Skip-Gram의 원리는 CBoW와 크게 다르지 않지만 중심 단어를 보고 어떤 주변 단어가 존재하는지 예측하는 모델이며, Skip-Gram은 CBoW와 같이 매우 간단한 인공신경망 모델이며, 입력층과 출력층만 CBoW와 반대인 구조이다. 이처럼 유사한 두 방식을 두고 여러 논문에서 성능 비교를 진행하였고, 그 결과 전반적으로 Skip-Gram이 CBoW보다 좋은 성능을 보인다고 알려져 있다.The principle of Skip-Gram is not very different from CBoW, but it is a model that predicts which surrounding words exist by looking at the central word. am. Performance comparison was conducted in several papers with these two similar methods, and as a result, Skip-Gram is known to show better performance than CBoW overall.
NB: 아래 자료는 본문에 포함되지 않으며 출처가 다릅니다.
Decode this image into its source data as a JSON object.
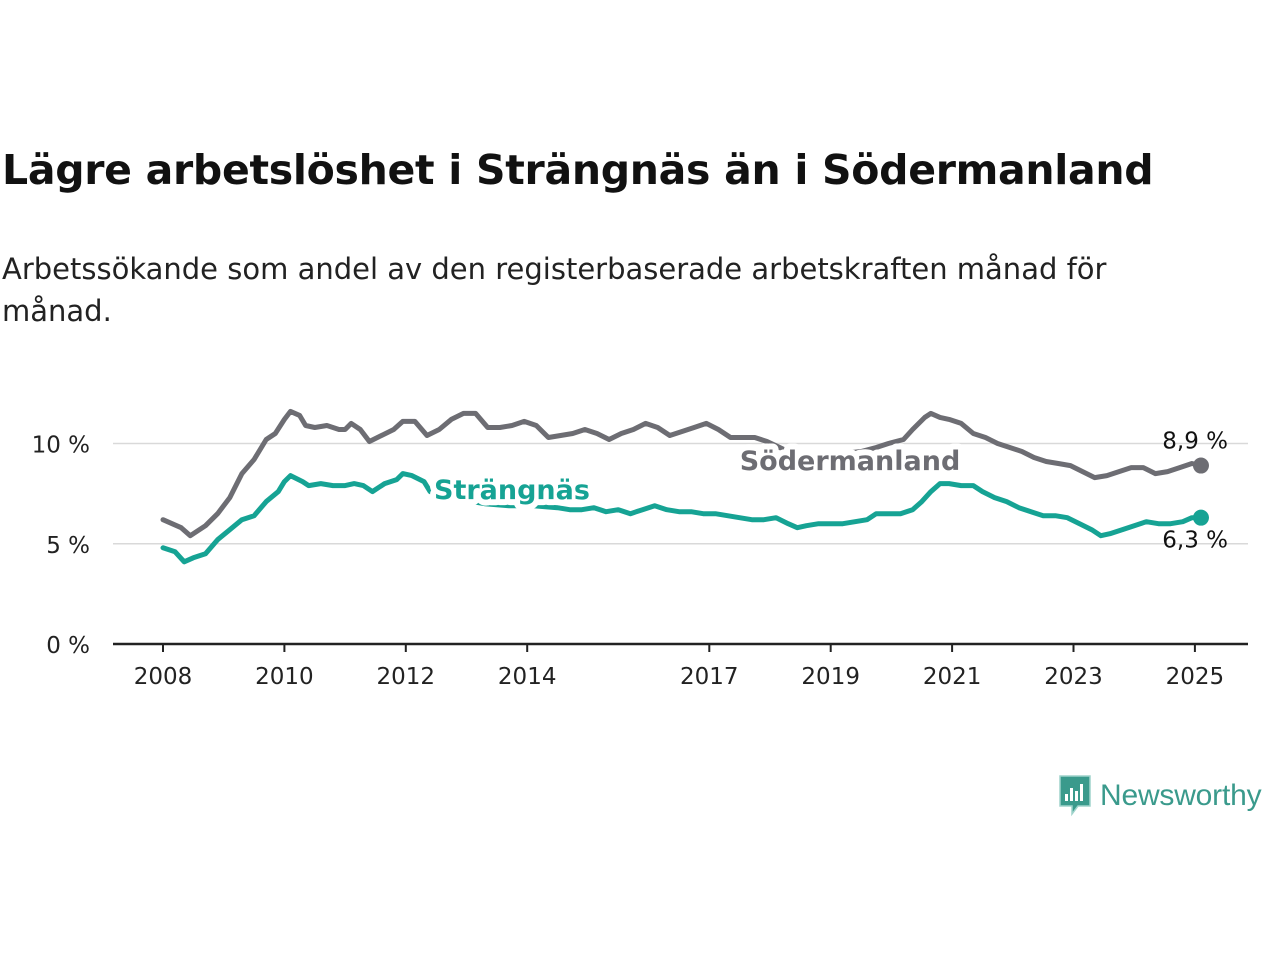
{
  "title": "Lägre arbetslöshet i Strängnäs än i Södermanland",
  "subtitle": "Arbetssökande som andel av den registerbaserade arbetskraften månad för månad.",
  "logo_text": "Newsworthy",
  "colors": {
    "sodermanland": "#6d6d73",
    "strangnas": "#16a394",
    "grid": "#d9d9d9",
    "axis": "#222222"
  },
  "chart_data": {
    "type": "line",
    "y_ticks": [
      {
        "value": 0,
        "label": "0 %"
      },
      {
        "value": 5,
        "label": "5 %"
      },
      {
        "value": 10,
        "label": "10 %"
      }
    ],
    "x_ticks": [
      {
        "value": 2008,
        "label": "2008"
      },
      {
        "value": 2010,
        "label": "2010"
      },
      {
        "value": 2012,
        "label": "2012"
      },
      {
        "value": 2014,
        "label": "2014"
      },
      {
        "value": 2017,
        "label": "2017"
      },
      {
        "value": 2019,
        "label": "2019"
      },
      {
        "value": 2021,
        "label": "2021"
      },
      {
        "value": 2023,
        "label": "2023"
      },
      {
        "value": 2025,
        "label": "2025"
      }
    ],
    "ylim": [
      0,
      12
    ],
    "xlim": [
      2007.25,
      2026
    ],
    "grid": true,
    "series": [
      {
        "name": "Södermanland",
        "color": "#6d6d73",
        "end_label": "8,9 %",
        "points": [
          [
            2008.0,
            6.2
          ],
          [
            2008.3,
            5.8
          ],
          [
            2008.45,
            5.4
          ],
          [
            2008.7,
            5.9
          ],
          [
            2008.9,
            6.5
          ],
          [
            2009.1,
            7.3
          ],
          [
            2009.3,
            8.5
          ],
          [
            2009.5,
            9.2
          ],
          [
            2009.7,
            10.2
          ],
          [
            2009.85,
            10.5
          ],
          [
            2010.0,
            11.2
          ],
          [
            2010.1,
            11.6
          ],
          [
            2010.25,
            11.4
          ],
          [
            2010.35,
            10.9
          ],
          [
            2010.5,
            10.8
          ],
          [
            2010.7,
            10.9
          ],
          [
            2010.9,
            10.7
          ],
          [
            2011.0,
            10.7
          ],
          [
            2011.1,
            11.0
          ],
          [
            2011.25,
            10.7
          ],
          [
            2011.4,
            10.1
          ],
          [
            2011.6,
            10.4
          ],
          [
            2011.8,
            10.7
          ],
          [
            2011.95,
            11.1
          ],
          [
            2012.15,
            11.1
          ],
          [
            2012.35,
            10.4
          ],
          [
            2012.55,
            10.7
          ],
          [
            2012.75,
            11.2
          ],
          [
            2012.95,
            11.5
          ],
          [
            2013.15,
            11.5
          ],
          [
            2013.35,
            10.8
          ],
          [
            2013.55,
            10.8
          ],
          [
            2013.75,
            10.9
          ],
          [
            2013.95,
            11.1
          ],
          [
            2014.15,
            10.9
          ],
          [
            2014.35,
            10.3
          ],
          [
            2014.55,
            10.4
          ],
          [
            2014.75,
            10.5
          ],
          [
            2014.95,
            10.7
          ],
          [
            2015.15,
            10.5
          ],
          [
            2015.35,
            10.2
          ],
          [
            2015.55,
            10.5
          ],
          [
            2015.75,
            10.7
          ],
          [
            2015.95,
            11.0
          ],
          [
            2016.15,
            10.8
          ],
          [
            2016.35,
            10.4
          ],
          [
            2016.55,
            10.6
          ],
          [
            2016.75,
            10.8
          ],
          [
            2016.95,
            11.0
          ],
          [
            2017.15,
            10.7
          ],
          [
            2017.35,
            10.3
          ],
          [
            2017.55,
            10.3
          ],
          [
            2017.75,
            10.3
          ],
          [
            2017.95,
            10.1
          ],
          [
            2018.3,
            9.6
          ],
          [
            2018.6,
            9.4
          ],
          [
            2018.9,
            9.4
          ],
          [
            2019.2,
            9.5
          ],
          [
            2019.5,
            9.6
          ],
          [
            2019.75,
            9.8
          ],
          [
            2019.95,
            10.0
          ],
          [
            2020.2,
            10.2
          ],
          [
            2020.35,
            10.7
          ],
          [
            2020.55,
            11.3
          ],
          [
            2020.65,
            11.5
          ],
          [
            2020.8,
            11.3
          ],
          [
            2020.95,
            11.2
          ],
          [
            2021.15,
            11.0
          ],
          [
            2021.35,
            10.5
          ],
          [
            2021.55,
            10.3
          ],
          [
            2021.75,
            10.0
          ],
          [
            2021.95,
            9.8
          ],
          [
            2022.15,
            9.6
          ],
          [
            2022.35,
            9.3
          ],
          [
            2022.55,
            9.1
          ],
          [
            2022.75,
            9.0
          ],
          [
            2022.95,
            8.9
          ],
          [
            2023.15,
            8.6
          ],
          [
            2023.35,
            8.3
          ],
          [
            2023.55,
            8.4
          ],
          [
            2023.75,
            8.6
          ],
          [
            2023.95,
            8.8
          ],
          [
            2024.15,
            8.8
          ],
          [
            2024.35,
            8.5
          ],
          [
            2024.55,
            8.6
          ],
          [
            2024.75,
            8.8
          ],
          [
            2024.95,
            9.0
          ],
          [
            2025.1,
            8.9
          ]
        ]
      },
      {
        "name": "Strängnäs",
        "color": "#16a394",
        "end_label": "6,3 %",
        "points": [
          [
            2008.0,
            4.8
          ],
          [
            2008.2,
            4.6
          ],
          [
            2008.35,
            4.1
          ],
          [
            2008.5,
            4.3
          ],
          [
            2008.7,
            4.5
          ],
          [
            2008.9,
            5.2
          ],
          [
            2009.1,
            5.7
          ],
          [
            2009.3,
            6.2
          ],
          [
            2009.5,
            6.4
          ],
          [
            2009.7,
            7.1
          ],
          [
            2009.9,
            7.6
          ],
          [
            2010.0,
            8.1
          ],
          [
            2010.1,
            8.4
          ],
          [
            2010.3,
            8.1
          ],
          [
            2010.4,
            7.9
          ],
          [
            2010.6,
            8.0
          ],
          [
            2010.8,
            7.9
          ],
          [
            2011.0,
            7.9
          ],
          [
            2011.15,
            8.0
          ],
          [
            2011.3,
            7.9
          ],
          [
            2011.45,
            7.6
          ],
          [
            2011.65,
            8.0
          ],
          [
            2011.85,
            8.2
          ],
          [
            2011.95,
            8.5
          ],
          [
            2012.1,
            8.4
          ],
          [
            2012.3,
            8.1
          ],
          [
            2012.4,
            7.6
          ],
          [
            2012.6,
            7.4
          ],
          [
            2012.9,
            7.2
          ],
          [
            2013.3,
            7.0
          ],
          [
            2013.7,
            6.9
          ],
          [
            2014.1,
            6.9
          ],
          [
            2014.5,
            6.8
          ],
          [
            2014.7,
            6.7
          ],
          [
            2014.9,
            6.7
          ],
          [
            2015.1,
            6.8
          ],
          [
            2015.3,
            6.6
          ],
          [
            2015.5,
            6.7
          ],
          [
            2015.7,
            6.5
          ],
          [
            2015.9,
            6.7
          ],
          [
            2016.1,
            6.9
          ],
          [
            2016.3,
            6.7
          ],
          [
            2016.5,
            6.6
          ],
          [
            2016.7,
            6.6
          ],
          [
            2016.9,
            6.5
          ],
          [
            2017.1,
            6.5
          ],
          [
            2017.3,
            6.4
          ],
          [
            2017.5,
            6.3
          ],
          [
            2017.7,
            6.2
          ],
          [
            2017.9,
            6.2
          ],
          [
            2018.1,
            6.3
          ],
          [
            2018.3,
            6.0
          ],
          [
            2018.45,
            5.8
          ],
          [
            2018.6,
            5.9
          ],
          [
            2018.8,
            6.0
          ],
          [
            2019.0,
            6.0
          ],
          [
            2019.2,
            6.0
          ],
          [
            2019.4,
            6.1
          ],
          [
            2019.6,
            6.2
          ],
          [
            2019.75,
            6.5
          ],
          [
            2019.95,
            6.5
          ],
          [
            2020.15,
            6.5
          ],
          [
            2020.35,
            6.7
          ],
          [
            2020.5,
            7.1
          ],
          [
            2020.65,
            7.6
          ],
          [
            2020.8,
            8.0
          ],
          [
            2020.95,
            8.0
          ],
          [
            2021.15,
            7.9
          ],
          [
            2021.35,
            7.9
          ],
          [
            2021.5,
            7.6
          ],
          [
            2021.7,
            7.3
          ],
          [
            2021.9,
            7.1
          ],
          [
            2022.1,
            6.8
          ],
          [
            2022.3,
            6.6
          ],
          [
            2022.5,
            6.4
          ],
          [
            2022.7,
            6.4
          ],
          [
            2022.9,
            6.3
          ],
          [
            2023.1,
            6.0
          ],
          [
            2023.3,
            5.7
          ],
          [
            2023.45,
            5.4
          ],
          [
            2023.6,
            5.5
          ],
          [
            2023.8,
            5.7
          ],
          [
            2024.0,
            5.9
          ],
          [
            2024.2,
            6.1
          ],
          [
            2024.4,
            6.0
          ],
          [
            2024.6,
            6.0
          ],
          [
            2024.8,
            6.1
          ],
          [
            2024.95,
            6.3
          ],
          [
            2025.1,
            6.3
          ]
        ]
      }
    ]
  }
}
전술한 CBoW 및 Skip-Gram의 두 가지 방식은 입력으로 주어진 단어를 N차원의 벡터로 투영한 뒤, softmax함수를 이용하여 출력 단어를 맞추도록 학습되면서 학습 속도가 매우 느려진다는 단점이 있을 수 있는데, 이는 정확한 계산을 위해 데이터 셋에 존재하는 모든 단어를 한꺼번에 고려하여 계산량이 매우 커지기 때문이다. Word2Vec이 상용화되기 시작하면서 해당 단점을 극복하기 위해 hierarchical softmax와 negative sampling이라는 두 가지 방법이 제안되고 있다.The aforementioned two methods, CBoW and Skip-Gram, project a word given as an input into an N-dimensional vector, and then learn to match the output word using the softmax function. This is because the amount of calculation is very large by considering all words in the data set at once for accurate calculation. As Word2Vec begins to be commercialized, two methods, hierarchical softmax and negative sampling, have been proposed to overcome this drawback.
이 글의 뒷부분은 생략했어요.